Campaigners May Be Fined Over Posters
The deadline has passed for the thousands of Lisbon Treaty 'Yes' and 'No' posters to have disappeared from public sight.
They seemed to go up overnight but it looks like the 'No' side in particular have been too busy celebrating their victory to bother freeing the country's polls of the posters.
However, the champagne will lose its fizz pretty soon if Dublin City Council enforces the €150 on-the-spot fine allowed per offending poster.
Under waste laws the movie posters are now considered litter and the council could coin tens of thousands of euro if it prosecutes the offending parties.
Hundreds of posters are still fixed to lampposts, telephone polls and electricity masts across the country.
On a three-mile section of the Navan Road in Dublin alone, the Herald counted more than 50 referendum posters.
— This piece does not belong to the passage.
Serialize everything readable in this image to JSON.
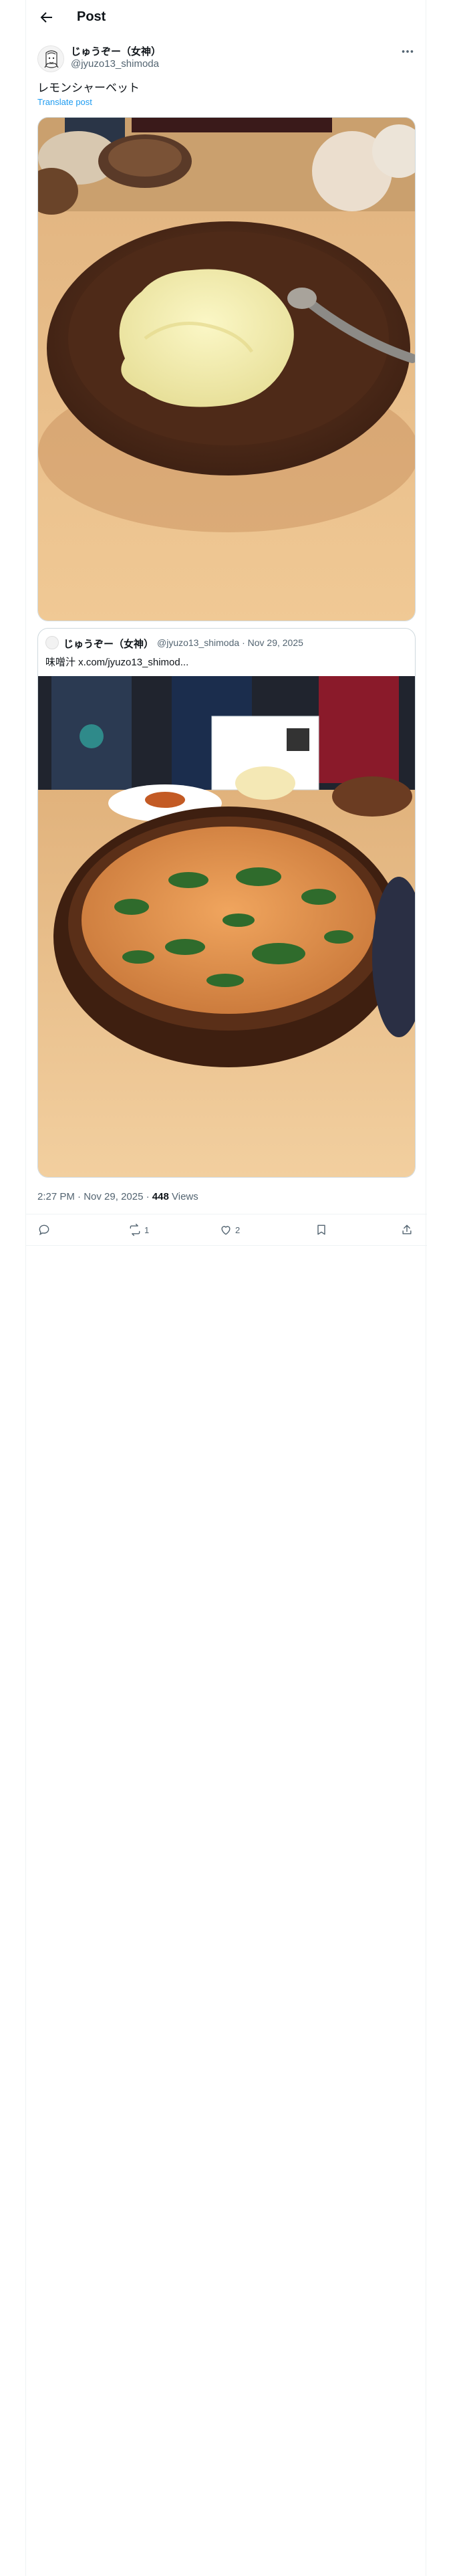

Around 40 of the now illegal posters showed Sinn Fein's Mary Lou McDonald urging a 'No' vote.
Two had pictures of Fine Gael MEP Gay Mitchell asking for a 'Yes' vote and more than a dozen other 'No' posters had no obvious origin.
More posters were visible around Doyle's Corner in Phibsboro and there are pockets of posters all across the city.
For the 40 Sinn Fein posters on that short section of road alone, the total fine would equal more than €6,000.
If they failed to pay the on-the-spot fine, the party could be brought to court and fined up to €3,000 per offence.
Under litter by-laws all posters must be removed from the streets within seven days of the event.
After that, the council has full jurisdiction to remove the posters, destroy them and impose the fine.
A spokesperson for Dublin City Council told the Herald that absolute deadline for all the posters to be removed was Friday morning.
But yesterday afternoon, there were hundreds still on open display. "It is now up to the environment section of the council to take action," the spokesperson said.
She added: "Litter wardens are entitled to police the laws in relation to posters."
A Sinn Fein spokesperson told the Herald that the city council has given them an extension until Monday, but the council has denied any knowledge of this.